Spartacus as a Service (SaaS): Privacy Through Obfuscation and the Right to Be Forgotten

The Third Servile War was over. The slave army has been defeated, and the survivors are offered a pardon by their Roman captors. The only requirement was that they identify Spartacus, their leader (Kirk Douglas). Rather than give away his identity, however, they all begin to yell out “I’m Spartacus!”—thus preserving his anonymity by overwhelming the Romans with possibilities. (Spoiler alert: they all die as a result.) What lesson can we learn from them about preserving privacy through obscurity?

The right to be forgotten has been held as fundamental human right by various governments. The recent Facebook scandal and a series of large scale breaches has centered the discussion on the privacy implications of this right. Most people agree that the right to be forgotten should allow users to remove accounts and material that they have created in the past¬—but how easy is it to disappear from online social media and networks in an effort to preserve one’s privacy? 

A sample identity (and its associated accounts across 26 different sites) demonstrates how difficult deletion is for end users. Governments have not mandated these privacy protections for users—and even if they had, enforcement would be problematic; there is little incentive for businesses to prune existing user data.

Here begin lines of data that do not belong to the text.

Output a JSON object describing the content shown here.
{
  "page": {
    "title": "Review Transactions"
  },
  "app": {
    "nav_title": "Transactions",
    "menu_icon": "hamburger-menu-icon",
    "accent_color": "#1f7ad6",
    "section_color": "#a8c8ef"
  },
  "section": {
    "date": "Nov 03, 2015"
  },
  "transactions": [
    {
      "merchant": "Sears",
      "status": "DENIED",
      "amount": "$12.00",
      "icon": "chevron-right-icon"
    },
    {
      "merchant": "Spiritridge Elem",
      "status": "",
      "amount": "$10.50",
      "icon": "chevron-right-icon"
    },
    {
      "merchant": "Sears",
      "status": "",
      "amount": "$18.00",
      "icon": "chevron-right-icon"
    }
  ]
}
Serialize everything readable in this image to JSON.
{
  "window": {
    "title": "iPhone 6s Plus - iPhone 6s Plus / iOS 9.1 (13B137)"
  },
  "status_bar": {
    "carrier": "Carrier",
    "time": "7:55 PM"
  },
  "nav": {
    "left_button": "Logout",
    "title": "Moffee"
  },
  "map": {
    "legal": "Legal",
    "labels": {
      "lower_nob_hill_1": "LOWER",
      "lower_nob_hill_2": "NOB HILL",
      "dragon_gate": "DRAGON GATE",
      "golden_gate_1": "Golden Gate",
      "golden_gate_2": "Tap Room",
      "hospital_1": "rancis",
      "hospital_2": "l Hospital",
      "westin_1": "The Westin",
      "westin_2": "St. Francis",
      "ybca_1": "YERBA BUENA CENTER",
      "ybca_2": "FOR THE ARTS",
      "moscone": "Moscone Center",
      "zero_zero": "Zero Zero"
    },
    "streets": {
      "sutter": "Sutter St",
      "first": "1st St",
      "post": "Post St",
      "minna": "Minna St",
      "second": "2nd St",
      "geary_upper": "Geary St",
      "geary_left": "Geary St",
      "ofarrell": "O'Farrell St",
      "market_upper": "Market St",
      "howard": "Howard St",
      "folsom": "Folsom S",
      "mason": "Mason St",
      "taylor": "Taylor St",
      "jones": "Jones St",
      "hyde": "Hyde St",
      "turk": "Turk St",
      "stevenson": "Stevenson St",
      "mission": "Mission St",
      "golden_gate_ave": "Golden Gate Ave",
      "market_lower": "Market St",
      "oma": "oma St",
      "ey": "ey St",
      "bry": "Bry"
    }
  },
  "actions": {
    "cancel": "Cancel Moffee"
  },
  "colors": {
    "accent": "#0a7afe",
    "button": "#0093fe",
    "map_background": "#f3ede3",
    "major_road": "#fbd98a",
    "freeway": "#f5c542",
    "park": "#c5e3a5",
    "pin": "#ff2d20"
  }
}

Since users cannot rely on governments to ensure privacy, a different method of privacy assurance is proposed: privacy through obfuscation. Existing accounts and personal data may be protected through obfuscation techniques, common in other research such as location cloaking. An open-source proof-of-concept (“Spartacus as a Service”) is presented that allows for these techniques to be employed on several well-known online applications. This prototype seeks to ensure that privacy is maintained without relying on organizations removing all data from their systems—effectively yelling “I’m Spartacus!” on behalf of the user.

Key takeaways:

• See how current regulation around the Right to Be Forgotten continues to lag behind real-world use cases and end-user’s base expectations.
• Understand how privacy must be a consideration for services going forward—as systems are built, they must consider how to dispose of information and data responsibly; new legislation and regulations are coming that will seek to enforce the Right to be Forgotten.
• Internalize that ensuring privacy may not always mean deletion or removal of data—obfuscation of identities, data, etc. may be enough to preserve relative anonymity. 
• Explore various methods of obfuscation that might apply in different environments and organizations.